Jika manusia mengerti dan memahami kebenaran, sifat asasinya terdorong pula untuk melaksanakan kebenaran itu. Sebaliknya pengetahuan dan pemahaman tentang kebenaran, tanpa melaksanakan kebenaran tersebut manusia akan mengalami pertentangan batin, konflik spikologis. Menurut para ahli filsafat itu bertingkat-tingkat bahkan tingkat-tingkat tersebut bersifat hirarkhis. Kebenaran yang satu di bawah kebenaran yang lain tingkatan kualitasnya ada kebenaran relatif, ada kebenaran mutlak (absolut). Ada kebenaran alami dan ada pula kebenaran illahi, ada kebenaran khusus individual, ada pula kebenaran umum universal.[5]

A. Pengertian Kebenaran objektifitas dalam ilmu pengetahuan

Kebenaran Obyektifitas dalam Ilmu Pengetahuan – Dalam ilmu pengetahuan kebenaran adalah sesuatu yang terus dicari. Pada zaman dahulu manusia mengabaikan mitos-mitos, dongeng-dongeng karena menginginkan kebenaran sejati. Ini menyebabkan ilmu pengetahuan kadang berkonflik dengan agama dan keuasaan, kadang bahkan dengan ilmu yang ada sebelumnya.
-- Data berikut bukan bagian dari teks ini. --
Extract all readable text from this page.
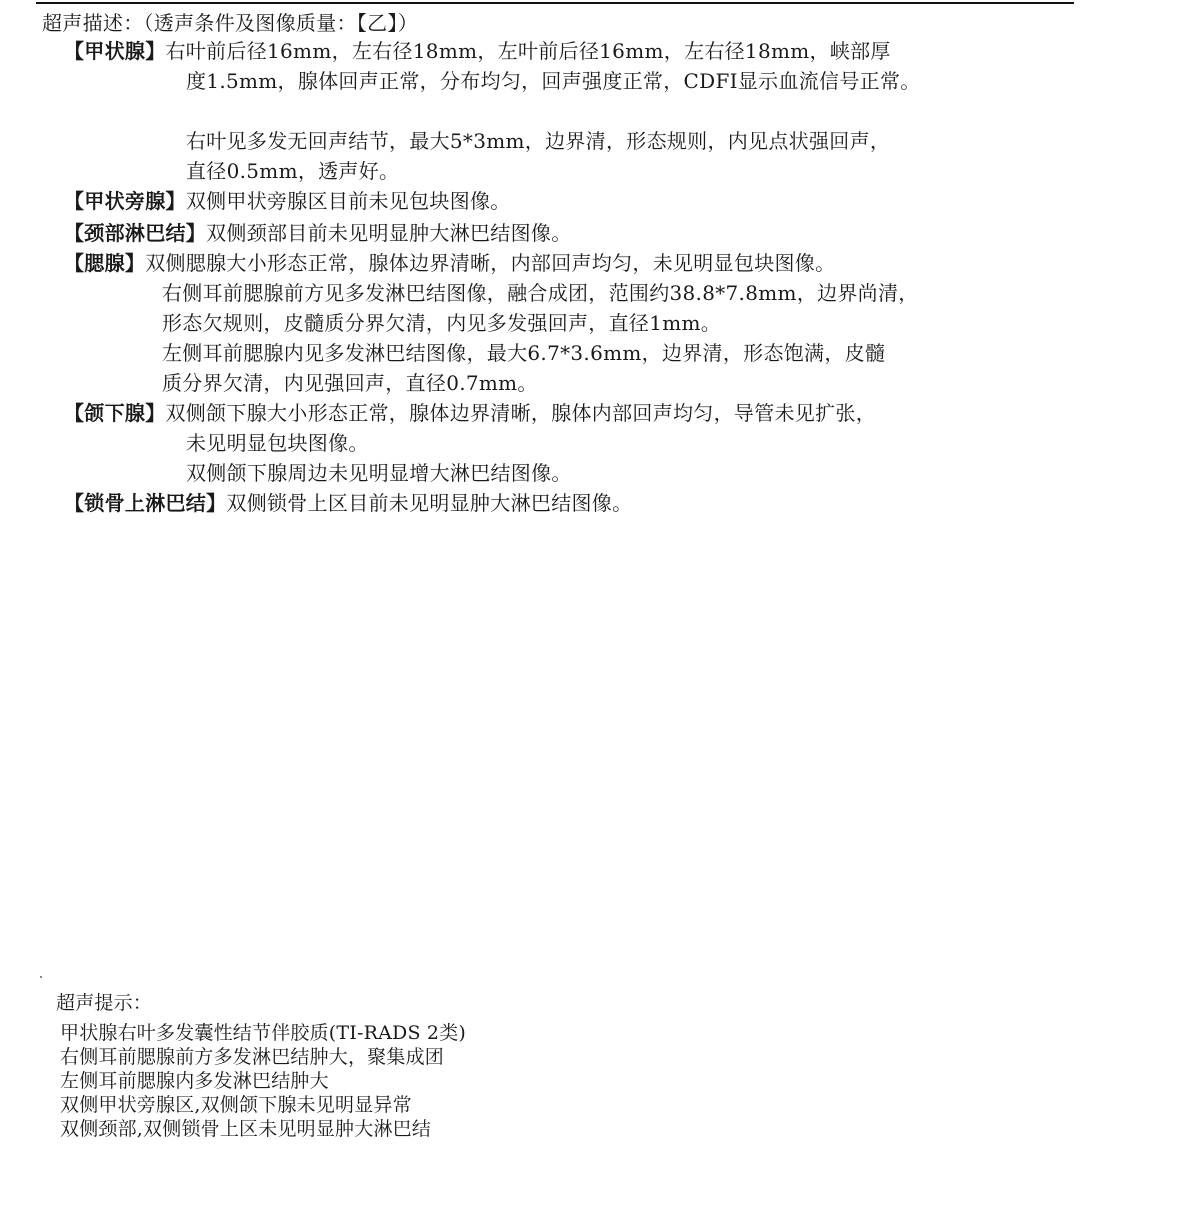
超声描述：（透声条件及图像质量：【乙】）
【甲状腺】右叶前后径16mm，左右径18mm，左叶前后径16mm，左右径18mm，峡部厚
度1.5mm，腺体回声正常，分布均匀，回声强度正常，CDFI显示血流信号正常。
右叶见多发无回声结节，最大5*3mm，边界清，形态规则，内见点状强回声，
直径0.5mm，透声好。
【甲状旁腺】双侧甲状旁腺区目前未见包块图像。
【颈部淋巴结】双侧颈部目前未见明显肿大淋巴结图像。
【腮腺】双侧腮腺大小形态正常，腺体边界清晰，内部回声均匀，未见明显包块图像。
右侧耳前腮腺前方见多发淋巴结图像，融合成团，范围约38.8*7.8mm，边界尚清，
形态欠规则，皮髓质分界欠清，内见多发强回声，直径1mm。
左侧耳前腮腺内见多发淋巴结图像，最大6.7*3.6mm，边界清，形态饱满，皮髓
质分界欠清，内见强回声，直径0.7mm。
【颌下腺】双侧颌下腺大小形态正常，腺体边界清晰，腺体内部回声均匀，导管未见扩张，
未见明显包块图像。
双侧颌下腺周边未见明显增大淋巴结图像。
【锁骨上淋巴结】双侧锁骨上区目前未见明显肿大淋巴结图像。
超声提示：
甲状腺右叶多发囊性结节伴胶质(TI-RADS 2类)
右侧耳前腮腺前方多发淋巴结肿大，聚集成团
左侧耳前腮腺内多发淋巴结肿大
双侧甲状旁腺区,双侧颌下腺未见明显异常
双侧颈部,双侧锁骨上区未见明显肿大淋巴结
Ini menyebabkan pertengkaran tidak hanya dalam pihak teori dan pemikiran, namun juga pribadi dan lain sebagainya.

Karena mencari kebenaran yang sejati ini. Ilmu pengetahuan tidak pernah berhenti mencari kebenaran. Penelitiannya tidak pernah usai untuk menemukan kebenaran yang sebenar-benarnya yang tidak diragukan lagi. Mungkin awal dari pemikiran ini ada pada Rene Descartes. Descartes mencoba mencari kebenaran yang tidak diragukan lagi, dengan cara meragukan segala sesuatu yang pernah diketahuinya. Dengan menghancurkan basis sebelumnya mengetahui kebenaran.[6]

Secara bahasa objektivitas dapat dipahami sebagai sebuah sikap yang menggambarkan adanya kejujuran, bebas dari pengaruh pendapat dan pertimbangan pribadi atau golongan dan lain-lain khususnya dalam upaya untuk mengambil sebuah keputusan atau tindakan. Dalam konteks keilmuan kebenaran obyektifitas hanya dapat diakui jika dan hanya jika melalui prosedur yang absah berdasarkan konsep metode ilmiah. Jika sesuai dengan syarat dan prosedur metode ilmiah maka penemuan tersebut bisa disebut objektif dan jika tidak maka disebut sebagai sesuatu yang tidak objektif dan karenanya dianggap nisbi.

Selanjutnya dengan metode ilmiah itu sebuah ilmu benar-benar bisa diakui objektif atau bebas nilai. Meskipun dalam tataran historis sesuatu yang kemudian terbantahkan adalah objektivitas mengapa selalu berubah-ubah seiring dengan bergulirnya waktu, khususnya perkembangan sains dan teknologi. Bukankah semestinya, sesuatu yang kebenaran obyektifitas di masa lalu juga objektif di masa sekarang dan yang akan datang. Oleh karena itu wajar jika kemudian muncul pertanyaan, benarkah yang dianggap nisbi itu betul-betul nihil atau justru eksis dan sebaliknya? Sebelum membahas hal ini ada baiknya kita kaji lebih dulu apa itu ada atau apa itu ontologi.[7]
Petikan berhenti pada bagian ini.